8.2. The contractual partner guarantees that the companies affiliated with him and his and her employees refrain from doing anything that could endanger the independence of the employees from us. In particular, the poaching, hiring or other employment of their employees or their former employees who were professionally employed within the framework of the specific contractual relationship must be refrained from within 24 months after the end of the cooperation with us.

 8.3. For each case of violation of the prohibition in accordance with Section 8.2, the contractual partner must pay a contractual penalty of EUR 10,000. In the case of a permanent violation, the contractual penalty will be forfeited for each month or part thereof, but in the longest only up to 24 months after the end of the cooperation with us. We reserve the right to claim further damage.

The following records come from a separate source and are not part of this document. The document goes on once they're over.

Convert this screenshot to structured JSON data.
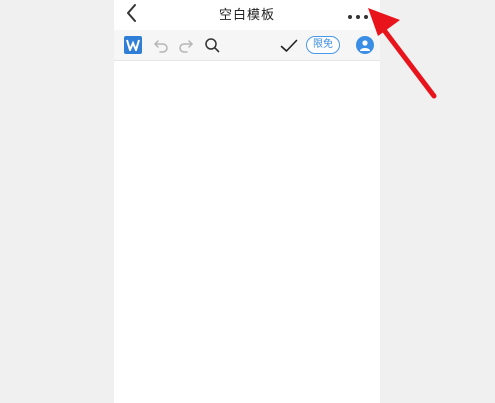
{
  "header": {
    "title": "空白模板"
  },
  "toolbar": {
    "limited_label": "限免"
  },
  "icons": {
    "back": "chevron-left-icon",
    "more": "more-dots-icon",
    "app_logo": "wps-w-logo",
    "undo": "undo-icon",
    "redo": "redo-icon",
    "search": "search-icon",
    "confirm": "checkmark-icon",
    "account": "user-avatar-icon",
    "annotation": "red-arrow"
  },
  "colors": {
    "accent": "#2f7ed8",
    "annotation_arrow": "#e8131b",
    "disabled_icon": "#b5b5b5"
  }
}
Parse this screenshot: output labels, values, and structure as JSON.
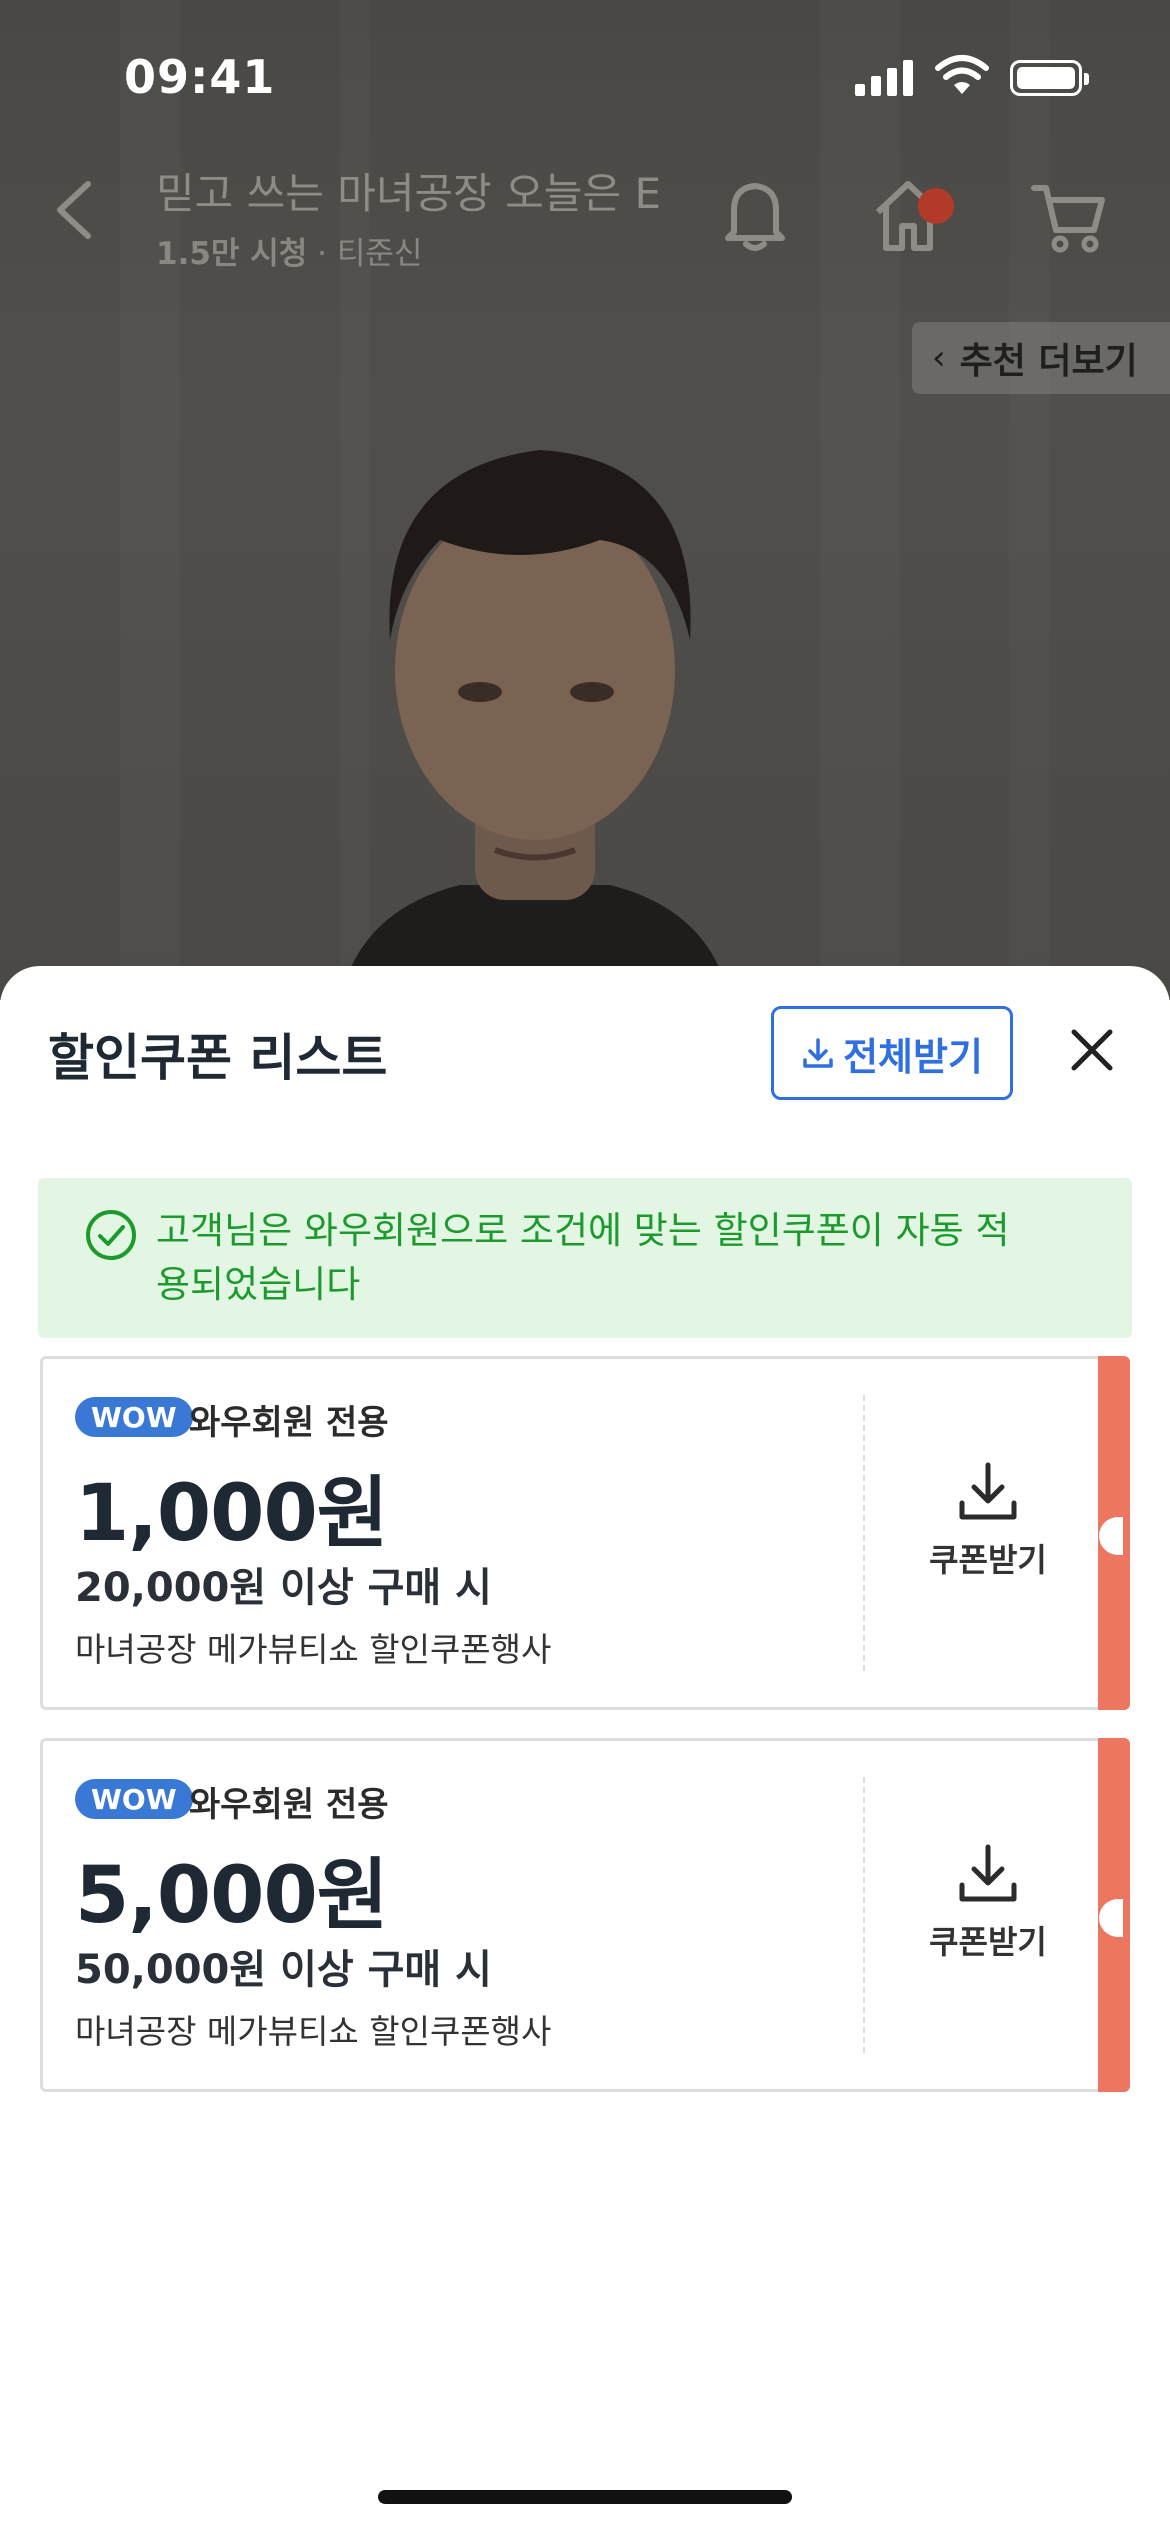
{
  "status_bar": {
    "time": "09:41"
  },
  "live": {
    "title": "믿고 쓰는 마녀공장 오늘은 E",
    "views": "1.5만 시청",
    "separator": "·",
    "host": "티준신",
    "more_button": "추천 더보기"
  },
  "icons": {
    "back": "chevron-left-icon",
    "bell": "bell-icon",
    "home": "home-icon",
    "cart": "cart-icon",
    "close": "close-icon",
    "download": "download-icon",
    "check": "check-circle-icon"
  },
  "sheet": {
    "title": "할인쿠폰 리스트",
    "download_all": "전체받기",
    "notice": "고객님은 와우회원으로 조건에 맞는 할인쿠폰이 자동 적용되었습니다"
  },
  "coupons": [
    {
      "badge": "WOW",
      "member_label": "와우회원 전용",
      "amount": "1,000원",
      "condition": "20,000원 이상 구매 시",
      "description": "마녀공장 메가뷰티쇼 할인쿠폰행사",
      "action": "쿠폰받기"
    },
    {
      "badge": "WOW",
      "member_label": "와우회원 전용",
      "amount": "5,000원",
      "condition": "50,000원 이상 구매 시",
      "description": "마녀공장 메가뷰티쇼 할인쿠폰행사",
      "action": "쿠폰받기"
    }
  ],
  "colors": {
    "accent_blue": "#2f6fe0",
    "wow_badge": "#3a78d6",
    "notice_bg": "#e3f6e3",
    "notice_text": "#1d9a2e",
    "coupon_stripe": "#ec7660",
    "title_text": "#1f2933"
  }
}
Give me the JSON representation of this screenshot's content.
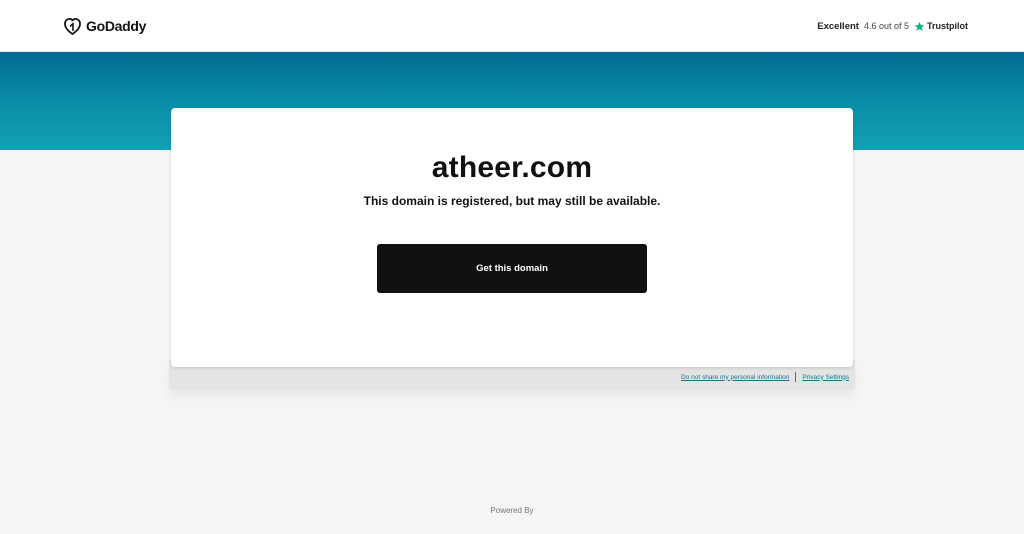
{
  "header": {
    "brand": "GoDaddy",
    "trustpilot": {
      "rating_word": "Excellent",
      "score_text": "4.6 out of 5",
      "provider": "Trustpilot"
    }
  },
  "card": {
    "domain_name": "atheer.com",
    "status_text": "This domain is registered, but may still be available.",
    "cta_label": "Get this domain"
  },
  "footer_links": {
    "do_not_share": "Do not share my personal information",
    "privacy_settings": "Privacy Settings"
  },
  "powered_by": "Powered By",
  "colors": {
    "band_top": "#046a93",
    "band_bottom": "#13a0b3",
    "cta_bg": "#111111",
    "trustpilot_star": "#00b67a",
    "link": "#1f6f8b"
  },
  "icons": {
    "logo": "godaddy-logo-icon",
    "trustpilot": "trustpilot-star-icon"
  }
}
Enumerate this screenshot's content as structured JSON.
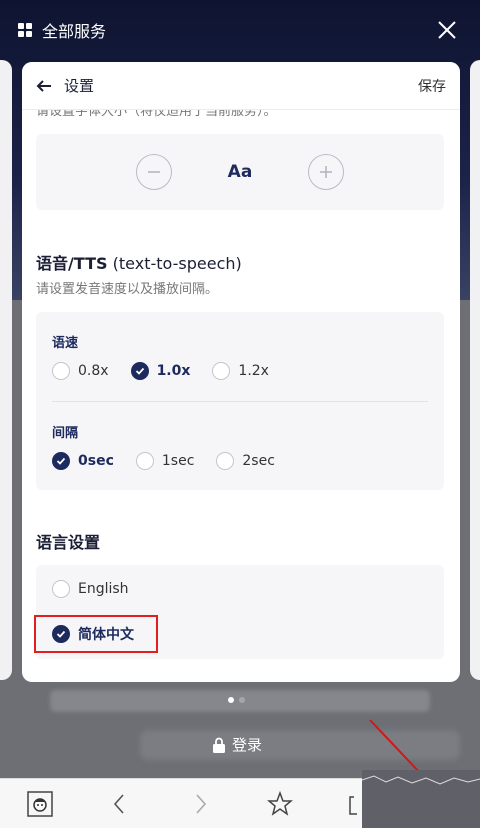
{
  "topbar": {
    "title": "全部服务"
  },
  "settings": {
    "title": "设置",
    "save": "保存",
    "font_desc_cut": "请设置字体大小（将仅适用于当前服务）。",
    "font_label": "Aa",
    "tts": {
      "title": "语音/TTS",
      "title_sub": " (text-to-speech)",
      "desc": "请设置发音速度以及播放间隔。",
      "speed_label": "语速",
      "speed_options": [
        "0.8x",
        "1.0x",
        "1.2x"
      ],
      "speed_selected": "1.0x",
      "interval_label": "间隔",
      "interval_options": [
        "0sec",
        "1sec",
        "2sec"
      ],
      "interval_selected": "0sec"
    },
    "language": {
      "title": "语言设置",
      "options": [
        "English",
        "简体中文"
      ],
      "selected": "简体中文"
    }
  },
  "login": "登录",
  "colors": {
    "accent": "#1d2a5e",
    "highlight": "#e02020"
  }
}
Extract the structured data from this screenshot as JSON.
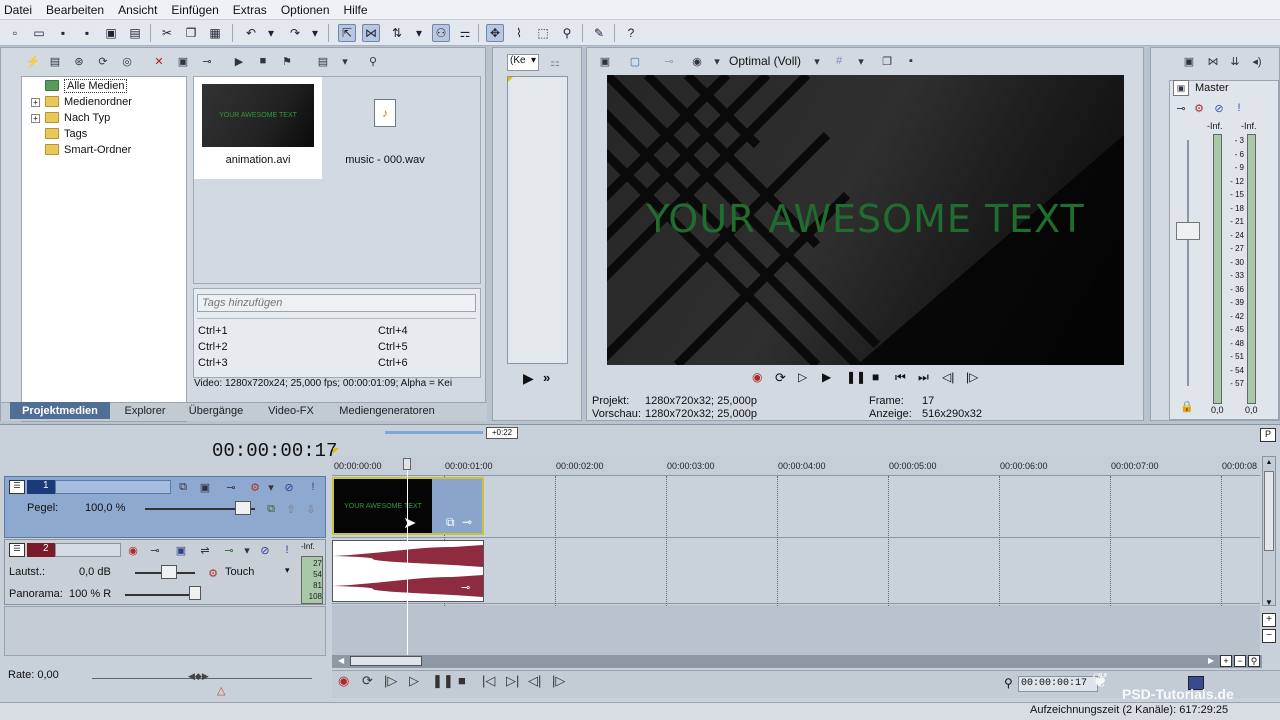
{
  "menu": [
    "Datei",
    "Bearbeiten",
    "Ansicht",
    "Einfügen",
    "Extras",
    "Optionen",
    "Hilfe"
  ],
  "tree": {
    "items": [
      {
        "label": "Alle Medien",
        "selected": true,
        "expandable": false
      },
      {
        "label": "Medienordner",
        "selected": false,
        "expandable": true
      },
      {
        "label": "Nach Typ",
        "selected": false,
        "expandable": true
      },
      {
        "label": "Tags",
        "selected": false,
        "expandable": false
      },
      {
        "label": "Smart-Ordner",
        "selected": false,
        "expandable": false
      }
    ]
  },
  "media": {
    "items": [
      {
        "name": "animation.avi",
        "thumb_text": "YOUR AWESOME TEXT"
      },
      {
        "name": "music - 000.wav"
      }
    ],
    "tags_placeholder": "Tags hinzufügen",
    "shortcuts": [
      "Ctrl+1",
      "Ctrl+4",
      "Ctrl+2",
      "Ctrl+5",
      "Ctrl+3",
      "Ctrl+6"
    ],
    "info": "Video: 1280x720x24; 25,000 fps; 00:00:01:09; Alpha = Kei"
  },
  "tabs": [
    "Projektmedien",
    "Explorer",
    "Übergänge",
    "Video-FX",
    "Mediengeneratoren"
  ],
  "trimmer": {
    "dropdown": "(Ke"
  },
  "preview": {
    "quality": "Optimal (Voll)",
    "overlay_text": "YOUR AWESOME TEXT",
    "projekt_label": "Projekt:",
    "projekt_value": "1280x720x32; 25,000p",
    "vorschau_label": "Vorschau:",
    "vorschau_value": "1280x720x32; 25,000p",
    "frame_label": "Frame:",
    "frame_value": "17",
    "anzeige_label": "Anzeige:",
    "anzeige_value": "516x290x32"
  },
  "master": {
    "label": "Master",
    "inf_left": "-Inf.",
    "inf_right": "-Inf.",
    "scale": [
      "3",
      "6",
      "9",
      "12",
      "15",
      "18",
      "21",
      "24",
      "27",
      "30",
      "33",
      "36",
      "39",
      "42",
      "45",
      "48",
      "51",
      "54",
      "57"
    ],
    "value_left": "0,0",
    "value_right": "0,0"
  },
  "timeline": {
    "timecode": "00:00:00:17",
    "loop_marker": "+0:22",
    "ruler": [
      "00:00:00:00",
      "00:00:01:00",
      "00:00:02:00",
      "00:00:03:00",
      "00:00:04:00",
      "00:00:05:00",
      "00:00:06:00",
      "00:00:07:00",
      "00:00:08"
    ],
    "clip_text": "YOUR AWESOME TEXT",
    "rate": "Rate: 0,00",
    "end_timecode": "00:00:00:17",
    "status": "Aufzeichnungszeit (2 Kanäle): 617:29:25",
    "watermark": "PSD-Tutorials.de"
  },
  "tracks": [
    {
      "number": "1",
      "pegel_label": "Pegel:",
      "pegel_value": "100,0 %"
    },
    {
      "number": "2",
      "laut_label": "Lautst.:",
      "laut_value": "0,0 dB",
      "touch": "Touch",
      "panorama_label": "Panorama:",
      "panorama_value": "100 % R",
      "meter_inf": "-Inf.",
      "meter_scale": [
        "27",
        "54",
        "81",
        "108"
      ]
    }
  ],
  "colors": {
    "accent": "#4f6f95",
    "track_video": "#8ea9cf",
    "audio_wave": "#8e2b3f",
    "preview_text": "#1f6e2f"
  }
}
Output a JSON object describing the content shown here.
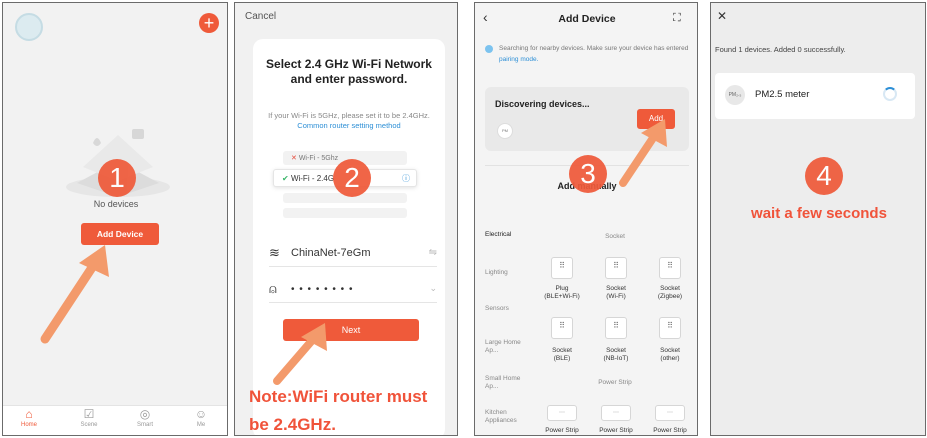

  1. Applicable law, place of performance and place of jurisdiction

    9.1. Unless otherwise agreed, the place of performance is exclusively our place of business. Claims against us in relation to the services to be provided by us may only be assigned with our prior written consent.

9.2. If the contractual partner is a merchant within the meaning of the Commercial Code, a legal entity under public law or a special fund under public law, the place of jurisdiction for all obligations arising from and in connection with the contractual relationship is our registered office or, at our option, the registered office of the contractual partner. The above agreement on the place of jurisdiction also applies to contractual partners based abroad.

9.3. The law of the Federal Republic of Germany excluding the UN Sales Convention (CISG: United Nations Convention on Contracts for the International Sale of Goods of April 11, 1980) applies to all rights and obligations from and in connection with the contractual relationship Application.

9.4. Should a provision in these general terms and conditions or a provision within the framework of other agreements between us and the contractual partner be or become ineffective, this shall not affect the validity of all other provisions or agreements.